Bureau Chief David Lucero tells News 5 video from the past few weeks has also already been used to debunk two complaints against their deputies.
"This is a technology that frankly the public demands anymore, contemporary law enforcement agencies have this type of technology and we’re just excited that we’re able to get this out to our deputies," Lucero said.
Pueblo County Commissioners agreed to pay for just over $250,000 for the cameras and on Monday, they accepted a $212,000 grant from the Department of Justice to help cover the costs.
"Both the community and the sheriff’s office are excited to have this added tool, this extra set of eyes out there on the streets to help us do our due diligence to make sure that everybody’s safe," Garrison Ortiz, a Pueblo County Commissioner said.

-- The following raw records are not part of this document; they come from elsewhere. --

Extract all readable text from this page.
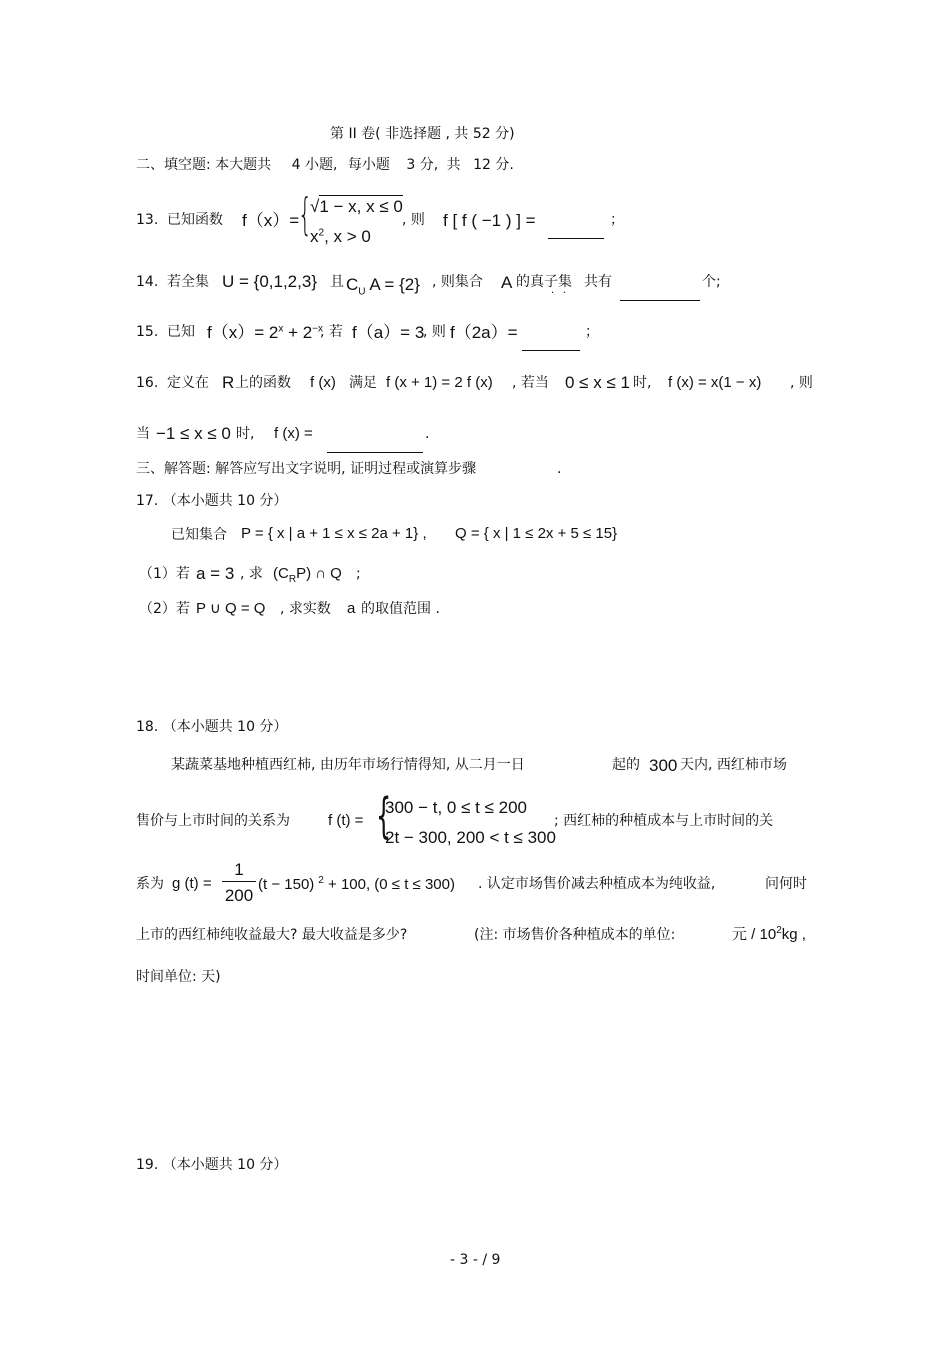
第 II 卷( 非选择题 , 共 52 分)
二、填空题: 本大题共 4 小题, 每小题 3 分, 共 12 分.
13. 已知函数 f（x）=
{
√1 − x, x ≤ 0
$x^2$, x > 0
, 则 f [ f ( −1 ) ] =	；
14. 若全集 U = {0,1,2,3} 且 $C_U$ A = {2} , 则集合 A 的真子集
· ·
共有	个;
15. 已知 $f(x)= 2^x + 2^{-x}$
, 若 f（a）= 3
, 则 f（2a）=	；
16. 定义在 R 上的函数 f (x) 满足 f (x + 1) = 2 f (x) , 若当 0 ≤ x ≤ 1 时, f (x) = x(1 − x) , 则
当 −1 ≤ x ≤ 0 时, f (x) =	.
三、解答题: 解答应写出文字说明, 证明过程或演算步骤	.
17. （本小题共 10 分）
已知集合 P = { x | a + 1 ≤ x ≤ 2a + 1} , Q = { x | 1 ≤ 2x + 5 ≤ 15}
（1）若 a = 3 , 求 $(C_RP)$ ∩ Q ;
（2）若 P ∪ Q = Q , 求实数 a 的取值范围 .
18. （本小题共 10 分）
某蔬菜基地种植西红柿, 由历年市场行情得知, 从二月一日	起的 300 天内, 西红柿市场
售价与上市时间的关系为	f (t) = {
300 − t, 0 ≤ t ≤ 200
2t − 300, 200 < t ≤ 300
; 西红柿的种植成本与上市时间的关
系为 g (t) =
1
200
(t − 150) $^2$ + 100, (0 ≤ t ≤ 300) . 认定市场售价减去种植成本为纯收益,	问何时
上市的西红柿纯收益最大? 最大收益是多少?	(注: 市场售价各种植成本的单位:	元 / $10^2kg$ ,
时间单位: 天)
19. （本小题共 10 分）
- 3 - / 9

All patrol deputies and detectives participated in a week-long training in April before being issued the body cameras. The sheriff’s office said the cameras have been in use since mid-April and will allow all those in use to record contact with the public.
"Technology is a critical part of police work today and body cameras are a growing technological trend. They are a very useful and valuable tool in the investigative process," said Sheriff Kirk M. Taylor. "We’ve been looking at this project for some time but didn’t have the funding to do it until now. We’re excited to now have this technology at the Pueblo County Sheriff’s Office."
Each camera has an approximate 12-hour battery life and can store up to three days of video. According to a release, Axon Enterprises also provided the sheriff’s office with 82 new tasers, as they are synced with the cameras and will turn on when the taser is on.
This is the same technology the Pueblo Police Department implemented back in January of 2015.